Diego Spagnuolo y los acusados en la causa ANDIS apelaron sus procesamientos y pidieron peritar los audios

La Cámara Federal comenzó a analizar los planteos de las defensas, que buscan revisar las decisiones tomadas en primera instancia y avanzar con nuevas medidas de prueba.

Las defensas de los 19 imputados en la causa ANDIS avanzaron ante la Cámara Federal porteña con una estrategia centrada en dos ejes: revertir los procesamientos dictados en primera instancia y solicitar peritajes sobre los audios atribuidos a Diego Spagnuolo.

El tribunal de la Sala II, integrado por Roberto Boico, Martín Irurzun y Eduardo Farah, comenzó a escuchar los argumentos en audiencias donde también se reiteró un planteo de nulidad vinculado al origen de las grabaciones.

En diciembre, la Cámara había ordenado investigar el “origen y la veracidad” de esos audios. Sin embargo, el juez Sebastián Casanello entendió que esa tarea ya estaba siendo llevada adelante por el fiscal Carlos Stornelli en una causa paralela vinculada a un presunto espionaje ilegal.

Esa decisión no conformó a las defensas, que insisten en la necesidad de realizar peritajes técnicos específicos —acústicos e informáticos— para determinar la autenticidad del material. Por eso, solicitaron que el nuevo juez del caso, Ariel Lijo, avance con esas medidas.

Desde la Cámara dejaron entrever cuestionamientos a cómo se ejecutó su instrucción anterior. “No se cumplió con ello”, señalaron los jueces al referirse a la investigación ordenada previamente.

Por su parte, el Ministerio Público Fiscal sostuvo que el análisis sobre los audios ya está en curso en otro expediente, por lo que no sería necesario duplicar esas medidas en esta causa.

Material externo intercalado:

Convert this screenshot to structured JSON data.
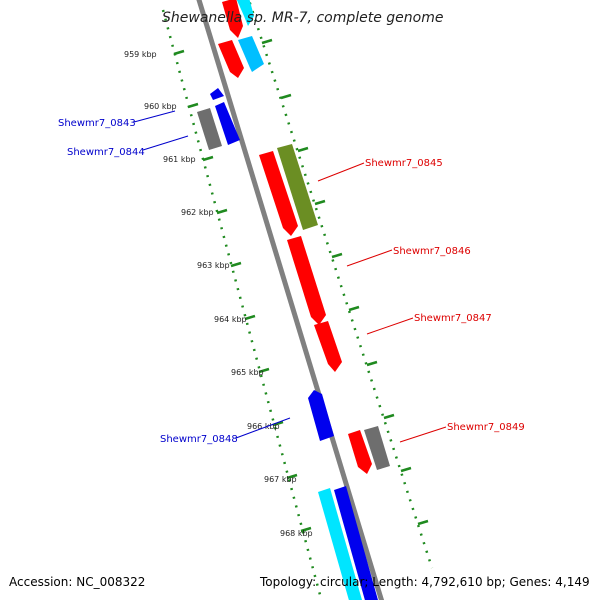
{
  "title": "Shewanella sp. MR-7, complete genome",
  "footer": {
    "accession": "Accession: NC_008322",
    "summary": "Topology: circular; Length: 4,792,610 bp; Genes: 4,149"
  },
  "colors": {
    "backbone": "#808080",
    "tick": "#1f8a1f",
    "red": "#ff0000",
    "blue": "#0000ee",
    "gray": "#6e6e6e",
    "olive": "#6b8e23",
    "cyan": "#00e5ff",
    "forward_label": "#dd0000",
    "reverse_label": "#0000cc"
  },
  "ticks": [
    "959 kbp",
    "960 kbp",
    "961 kbp",
    "962 kbp",
    "963 kbp",
    "964 kbp",
    "965 kbp",
    "966 kbp",
    "967 kbp",
    "968 kbp"
  ],
  "gene_labels": [
    {
      "text": "Shewmr7_0843",
      "strand": "reverse"
    },
    {
      "text": "Shewmr7_0844",
      "strand": "reverse"
    },
    {
      "text": "Shewmr7_0845",
      "strand": "forward"
    },
    {
      "text": "Shewmr7_0846",
      "strand": "forward"
    },
    {
      "text": "Shewmr7_0847",
      "strand": "forward"
    },
    {
      "text": "Shewmr7_0848",
      "strand": "reverse"
    },
    {
      "text": "Shewmr7_0849",
      "strand": "forward"
    }
  ]
}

En este contexto, uno de los puntos centrales del debate es el valor que podrían tener esas grabaciones dentro del expediente. Las defensas sostienen que, de confirmarse irregularidades en su obtención, podría verse afectado el desarrollo de la investigación.

El juez, Ariel Lijo.

En lo inmediato, el foco también está puesto en la situación de algunos de los imputados, especialmente aquellos que permanecen detenidos o con medidas restrictivas. Entre ellos, Miguel Ángel Calvete —señalado como uno de los principales articuladores del esquema investigado— continúa bajo prisión preventiva mientras espera una definición sobre su pedido de arresto domiciliario.

A la par, las defensas buscan instalar que no existen elementos suficientes para sostener la figura de asociación ilícita, uno de los puntos más sensibles del expediente. En ese sentido, apuntan a desarmar la hipótesis de una estructura organizada dentro del organismo y a que las responsabilidades, en todo caso, sean analizadas de manera individual.

Del otro lado, la fiscalía sostiene que hay pruebas que permiten reconstruir un circuito de decisiones y movimientos de fondos que no respondían a criterios administrativos habituales. Esa diferencia de interpretación será clave en la resolución de la Cámara, que deberá definir no solo si confirma los procesamientos, sino también con qué alcance lo hace.

Con este escenario, las próximas semanas serán determinantes: el tribunal no solo evaluará los planteos técnicos sobre los audios, sino también el núcleo de la acusación que dio origen a la causa y que ahora entra en una etapa decisiva.